I have achieved real, ultimate, hair height! Here's a picture of me, channeling my beloved Priscilla Presley, before having some people over to watch Bringing Up Baby on the screen in front of which I'm standing. The sanguine, satisfied look on my face in the picture to the right, as well as the "Oh, yes! Who me?" look on the left, comes from the knowledge that after twenty six years on this planet, my hairdo is actually nearing the height to which it aspires! A couple more test runs, and I am joining a B-52s cover band.
Do you know the power of the hair rat? Both of these hairstyles! Attainable!
Now, it initially sounded weird to me in a Victorian-short-story-sign-of-madness (along with keeping dead flies in a jar or scraping wallpaper off with your bare hands) to harness the power of the hair that collects in the back of your brush towards a higher use. Some people in the comments on this tutorial (one of the better explanations of WHY someone would use real hair to prop up real hair) straight disavowed the practice altogether. "Interesting article on how things used to be done, but I am one of those people who find using my old shedded hair for a rat simply disgusting. Ew." I'm telling you, from someone who has tried bump-it's, foam pieces, and everything else under the sun, using your own hair is the way to go. The color's perfectly matched, so if it shows through a little from under the section you've used to camouflage it, so what?
Materials needed: Lots of bobby pins, a good brush, lots of hair, and patience.
- Collect hair from hair brushes over a period of several weeks. Try not to look and or feel like a complete lunatic while amassing balls of hair in a plastic sandwich bag in your bathroom closet. Explain to significant other or housemates in simplest terms possible so they're not in for a shock while looking for towels.

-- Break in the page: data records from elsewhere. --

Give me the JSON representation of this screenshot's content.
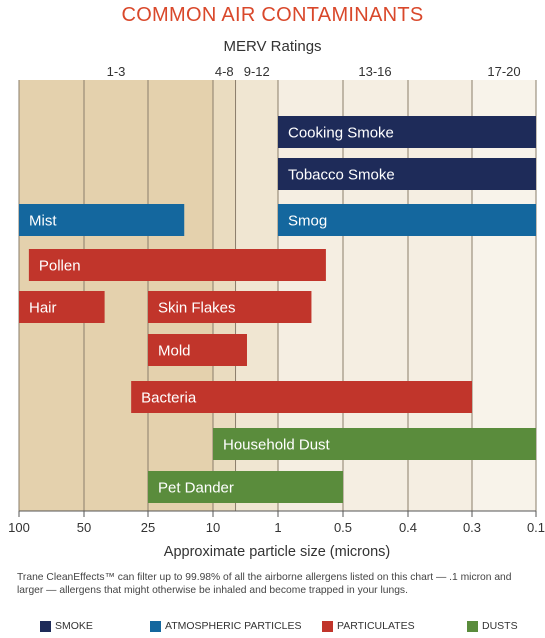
{
  "chart_data": {
    "type": "bar",
    "title": "COMMON AIR CONTAMINANTS",
    "top_axis_title": "MERV Ratings",
    "xlabel": "Approximate particle size (microns)",
    "x_scale": "log (reversed)",
    "x_ticks": [
      {
        "value": 100,
        "label": "100"
      },
      {
        "value": 50,
        "label": "50"
      },
      {
        "value": 25,
        "label": "25"
      },
      {
        "value": 10,
        "label": "10"
      },
      {
        "value": 1,
        "label": "1"
      },
      {
        "value": 0.5,
        "label": "0.5"
      },
      {
        "value": 0.4,
        "label": "0.4"
      },
      {
        "value": 0.3,
        "label": "0.3"
      },
      {
        "value": 0.1,
        "label": "0.1"
      }
    ],
    "merv_bands": [
      {
        "label": "1-3",
        "from": 100,
        "to": 10,
        "color": "#e4d1ad"
      },
      {
        "label": "4-8",
        "from": 10,
        "to": 4.5,
        "color": "#eadcc0"
      },
      {
        "label": "9-12",
        "from": 4.5,
        "to": 1,
        "color": "#f0e6d2"
      },
      {
        "label": "13-16",
        "from": 1,
        "to": 0.3,
        "color": "#f5eee2"
      },
      {
        "label": "17-20",
        "from": 0.3,
        "to": 0.1,
        "color": "#f8f3ea"
      }
    ],
    "categories_legend": [
      {
        "name": "SMOKE",
        "color": "#1e2b59"
      },
      {
        "name": "ATMOSPHERIC PARTICLES",
        "color": "#14679e"
      },
      {
        "name": "PARTICULATES",
        "color": "#c1352b"
      },
      {
        "name": "DUSTS",
        "color": "#5a8c3c"
      }
    ],
    "bars": [
      {
        "label": "Cooking Smoke",
        "category": "SMOKE",
        "max_size": 1,
        "min_size": 0.1
      },
      {
        "label": "Tobacco Smoke",
        "category": "SMOKE",
        "max_size": 1,
        "min_size": 0.1
      },
      {
        "label": "Mist",
        "category": "ATMOSPHERIC PARTICLES",
        "max_size": 100,
        "min_size": 15
      },
      {
        "label": "Smog",
        "category": "ATMOSPHERIC PARTICLES",
        "max_size": 1,
        "min_size": 0.1
      },
      {
        "label": "Pollen",
        "category": "PARTICULATES",
        "max_size": 90,
        "min_size": 0.6
      },
      {
        "label": "Hair",
        "category": "PARTICULATES",
        "max_size": 100,
        "min_size": 40
      },
      {
        "label": "Skin Flakes",
        "category": "PARTICULATES",
        "max_size": 25,
        "min_size": 0.7
      },
      {
        "label": "Mold",
        "category": "PARTICULATES",
        "max_size": 25,
        "min_size": 3
      },
      {
        "label": "Bacteria",
        "category": "PARTICULATES",
        "max_size": 30,
        "min_size": 0.3
      },
      {
        "label": "Household Dust",
        "category": "DUSTS",
        "max_size": 10,
        "min_size": 0.1
      },
      {
        "label": "Pet Dander",
        "category": "DUSTS",
        "max_size": 25,
        "min_size": 0.5
      }
    ]
  },
  "footnote": "Trane CleanEffects™ can filter up to 99.98% of all the airborne allergens listed on this chart — .1 micron and larger — allergens that might otherwise be inhaled and become trapped in your lungs."
}
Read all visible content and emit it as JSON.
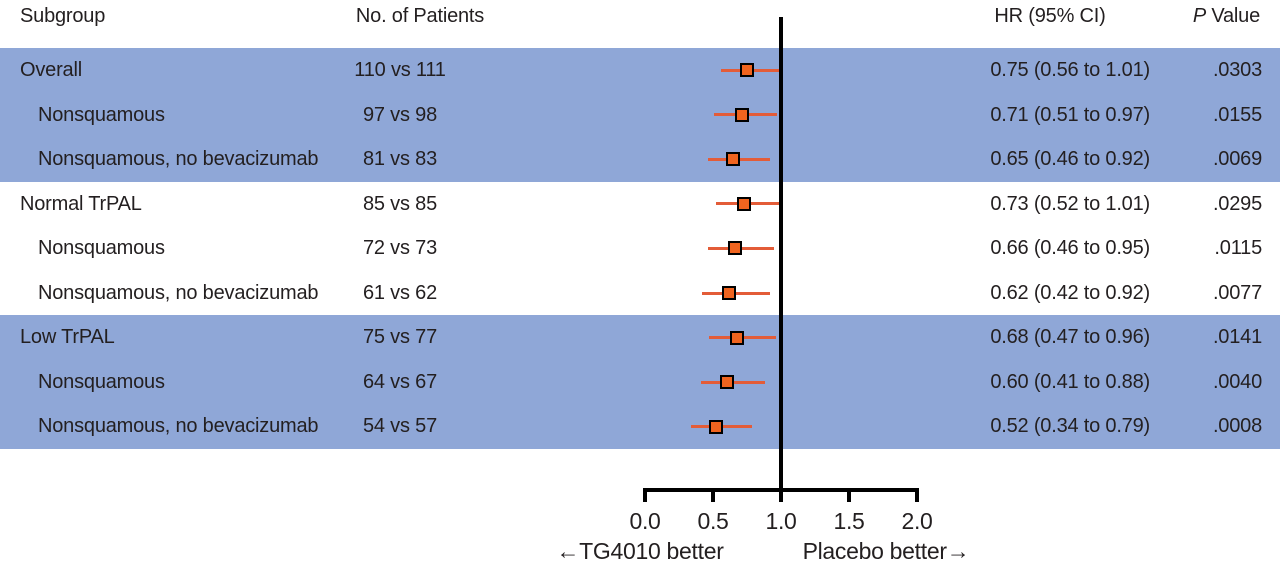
{
  "header": {
    "subgroup": "Subgroup",
    "patients": "No. of Patients",
    "hr_ci": "HR (95% CI)",
    "p_italic": "P",
    "p_rest": " Value"
  },
  "axis": {
    "ticks": [
      "0.0",
      "0.5",
      "1.0",
      "1.5",
      "2.0"
    ],
    "left_label": "←TG4010 better",
    "right_label": "Placebo better→"
  },
  "colors": {
    "band_blue": "#8FA7D7",
    "row_white": "#FFFFFF",
    "ci_line": "#E35C38",
    "marker_fill": "#F0641F",
    "marker_border": "#000000",
    "axis_black": "#000000",
    "text": "#231F20"
  },
  "chart_data": {
    "type": "forest",
    "x_axis": {
      "min": 0.0,
      "max": 2.0,
      "tick_values": [
        0.0,
        0.5,
        1.0,
        1.5,
        2.0
      ],
      "reference_line": 1.0
    },
    "xlabel_left": "←TG4010 better",
    "xlabel_right": "Placebo better→",
    "columns": [
      "Subgroup",
      "No. of Patients",
      "HR (95% CI)",
      "P Value"
    ],
    "rows": [
      {
        "subgroup": "Overall",
        "indent": 0,
        "patients": "110 vs 111",
        "hr": 0.75,
        "ci_low": 0.56,
        "ci_high": 1.01,
        "hr_ci_text": "0.75 (0.56 to 1.01)",
        "p_value": ".0303",
        "band": "blue"
      },
      {
        "subgroup": "Nonsquamous",
        "indent": 1,
        "patients": "97 vs 98",
        "hr": 0.71,
        "ci_low": 0.51,
        "ci_high": 0.97,
        "hr_ci_text": "0.71 (0.51 to 0.97)",
        "p_value": ".0155",
        "band": "blue"
      },
      {
        "subgroup": "Nonsquamous, no bevacizumab",
        "indent": 1,
        "patients": "81 vs 83",
        "hr": 0.65,
        "ci_low": 0.46,
        "ci_high": 0.92,
        "hr_ci_text": "0.65 (0.46 to 0.92)",
        "p_value": ".0069",
        "band": "blue"
      },
      {
        "subgroup": "Normal TrPAL",
        "indent": 0,
        "patients": "85 vs 85",
        "hr": 0.73,
        "ci_low": 0.52,
        "ci_high": 1.01,
        "hr_ci_text": "0.73 (0.52 to 1.01)",
        "p_value": ".0295",
        "band": "white"
      },
      {
        "subgroup": "Nonsquamous",
        "indent": 1,
        "patients": "72 vs 73",
        "hr": 0.66,
        "ci_low": 0.46,
        "ci_high": 0.95,
        "hr_ci_text": "0.66 (0.46 to 0.95)",
        "p_value": ".0115",
        "band": "white"
      },
      {
        "subgroup": "Nonsquamous, no bevacizumab",
        "indent": 1,
        "patients": "61 vs 62",
        "hr": 0.62,
        "ci_low": 0.42,
        "ci_high": 0.92,
        "hr_ci_text": "0.62 (0.42 to 0.92)",
        "p_value": ".0077",
        "band": "white"
      },
      {
        "subgroup": "Low TrPAL",
        "indent": 0,
        "patients": "75 vs 77",
        "hr": 0.68,
        "ci_low": 0.47,
        "ci_high": 0.96,
        "hr_ci_text": "0.68 (0.47 to 0.96)",
        "p_value": ".0141",
        "band": "blue"
      },
      {
        "subgroup": "Nonsquamous",
        "indent": 1,
        "patients": "64 vs 67",
        "hr": 0.6,
        "ci_low": 0.41,
        "ci_high": 0.88,
        "hr_ci_text": "0.60 (0.41 to 0.88)",
        "p_value": ".0040",
        "band": "blue"
      },
      {
        "subgroup": "Nonsquamous, no bevacizumab",
        "indent": 1,
        "patients": "54 vs 57",
        "hr": 0.52,
        "ci_low": 0.34,
        "ci_high": 0.79,
        "hr_ci_text": "0.52 (0.34 to 0.79)",
        "p_value": ".0008",
        "band": "blue"
      }
    ]
  }
}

- Once you have a good sized supply, take a comb and roll/comb pieces into a round, sausage sized pieces. Yes, this will also look weird. At this point, you can either wrap the rat in a small, same color as your hair hairnet, or leave it as is. You have to take it out more delicately sans net.
- Pin rat to head. [best sentence in the history of the world]
- Pin hair around rat, using hairspray to create a helmet-like beehive covering. You want this to look as smooth as possible, and to be relatively secure so that you don't bend over to pick something up and the whole thing falls to the wayside.
- At this point, you can either add a scarf tied around a few times for the straight up beehive, or leave a section down in a ponytail for the Priscilla look like I went for above.
I've got a lot of hair teasing and trial and error-ing to go, but I'm pretty pleased with the initial results!
What about you? Do you have any beehive or hair styling secrets? Would you make your own rat like I did, or does the idea of having old hair pinned to your head, even in the service of historically accurate hair, just gross you out too bad? Do tell!